THE COST OF MISSION.
John 15:18-25.
Jesus was preparing His disciples for the work of world mission. He warned them that they would face opposition, even as He first faced opposition ahead of them. In effect, “If the world hates you, remember that it hated Me before you” (John 15:18).
One of the reasons that we are hated by the world is because of our association with Jesus. We are partakers of a new nature in Him. Just as He is ‘not of this world’ (so to speak), so are we “not of the world” because He has “chosen us out of the world” (John 15:19). Therefore, just as the world hates Him, so the world hates His people.
This does provide some reassurance when we are persecuted for Jesus’ sake. When He calls upon us thus to suffer, we know that He has walked this road before us (cf. 1 Peter 2:21). We are drinking of the cup from which He has already partaken (cf. Matthew 20:22).
Furthermore, persecution does provide some evidence of our calling. If we are living in the world, but outside of conformity to the world, then of course the world will hate us. They hate Him, so they hate His people.
There is even a Beatitude for those who are persecuted for righteousness’ sake (cf. Matthew 5:10-12).
“Remember the word that I said unto you, The servant is not greater than his lord” (John 15:20). This was what Jesus had said to His disciples when He first sent them out on mission (cf. Matthew 10:24).
We must not expect to be treated any better than the One who sent us. If they have persecuted Him, they will persecute us also. Conversely, if they paid attention to His saying, they will also pay attention to the message which we share in His name.
There is a certain irony in the fact that the ones who did the first persecuting were God’s own people. Hitherto they had persecuted the Son because they knew not the Father. Now, “all these things will they do unto you for My Name’s sake, because they know not Him that sent Me” (John 15:21).
Sometimes it is the people inside the visible church who take exception to those who truly adorn Christ. We read in the Old Testament how Jeremiah had to do his preaching OUTSIDE the doors of the Temple.
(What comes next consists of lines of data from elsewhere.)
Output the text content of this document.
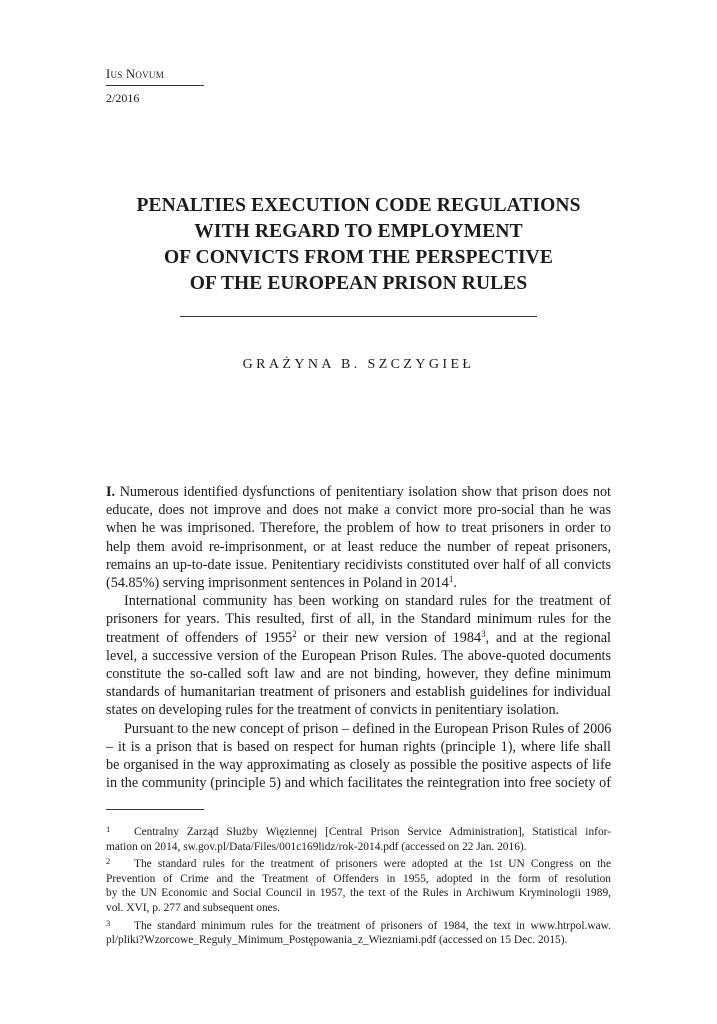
Ius Novum
2/2016
PENALTIES EXECUTION CODE REGULATIONS
WITH REGARD TO EMPLOYMENT
OF CONVICTS FROM THE PERSPECTIVE
OF THE EUROPEAN PRISON RULES
GRAŻYNA B. SZCZYGIEŁ

I. Numerous identified dysfunctions of penitentiary isolation show that prison does not
educate, does not improve and does not make a convict more pro-social than he was
when he was imprisoned. Therefore, the problem of how to treat prisoners in order to
help them avoid re-imprisonment, or at least reduce the number of repeat prisoners,
remains an up-to-date issue. Penitentiary recidivists constituted over half of all convicts
(54.85%) serving imprisonment sentences in Poland in 2014$^1$.

International community has been working on standard rules for the treatment of
prisoners for years. This resulted, first of all, in the Standard minimum rules for the
treatment of offenders of 1955$^2$ or their new version of 1984$^3$, and at the regional
level, a successive version of the European Prison Rules. The above-quoted documents
constitute the so-called soft law and are not binding, however, they define minimum
standards of humanitarian treatment of prisoners and establish guidelines for individual
states on developing rules for the treatment of convicts in penitentiary isolation.

Pursuant to the new concept of prison – defined in the European Prison Rules of 2006
– it is a prison that is based on respect for human rights (principle 1), where life shall
be organised in the way approximating as closely as possible the positive aspects of life
in the community (principle 5) and which facilitates the reintegration into free society of

1 Centralny Zarząd Służby Więziennej [Central Prison Service Administration], Statistical infor-
mation on 2014, sw.gov.pl/Data/Files/001c169lidz/rok-2014.pdf (accessed on 22 Jan. 2016).
2 The standard rules for the treatment of prisoners were adopted at the 1st UN Congress on the
Prevention of Crime and the Treatment of Offenders in 1955, adopted in the form of resolution
by the UN Economic and Social Council in 1957, the text of the Rules in Archiwum Kryminologii 1989,
vol. XVI, p. 277 and subsequent ones.
3 The standard minimum rules for the treatment of prisoners of 1984, the text in www.htrpol.waw.
pl/pliki?Wzorcowe_Reguły_Minimum_Postępowania_z_Wiezniami.pdf (accessed on 15 Dec. 2015).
We see in the Gospels how Jesus had to speak stern words to a people who had rejected the prophets, and refused to receive Him.
It would not be long before the rejection of Jesus would lead to His death. Within a few weeks Stephen would become the first Christian martyr, stoned by the Religious people of his day. Yet persecution takes many different forms, especially when the pure Gospel threatens the cosey ‘Christianity’ of professing churchmen.
“If I had not come and spoken unto them,” says Jesus, “they had not had sin: but now they have no cloak (i.e. ‘no excuse’) for their sin” (John 15:22). People were offended at Jesus because His holy words and works exposed their sin.
Here He was, the Prophet of whom Moses had spoken, into Whose mouth the LORD had placed His Word, unto Whom they must hearken (Deuteronomy 18:18-19). They heard His words, and refused them, and thereby compounded their guilt.
Not only that, but “he that hateth Me hateth My Father also” (John 15:23). We are reminded again of the close union of the Father and the Son. To offend the One, is to offend the Other.
And it is not only Jesus’ words that testify against the sin of His opponents, but “the works which none other man did” (John 15:24). Jesus’ miracles are a proof of His Messiahship. “But now,” says Jesus, “they have both seen and hated both Me and My Father.”
Jesus makes a general reference to the Old Testament Scriptures here, literally: “But that might be fulfilled the word that has been written in their law, They hated Me without cause” (John 15:25).
We need not be astonished when we find that the world hates His people also.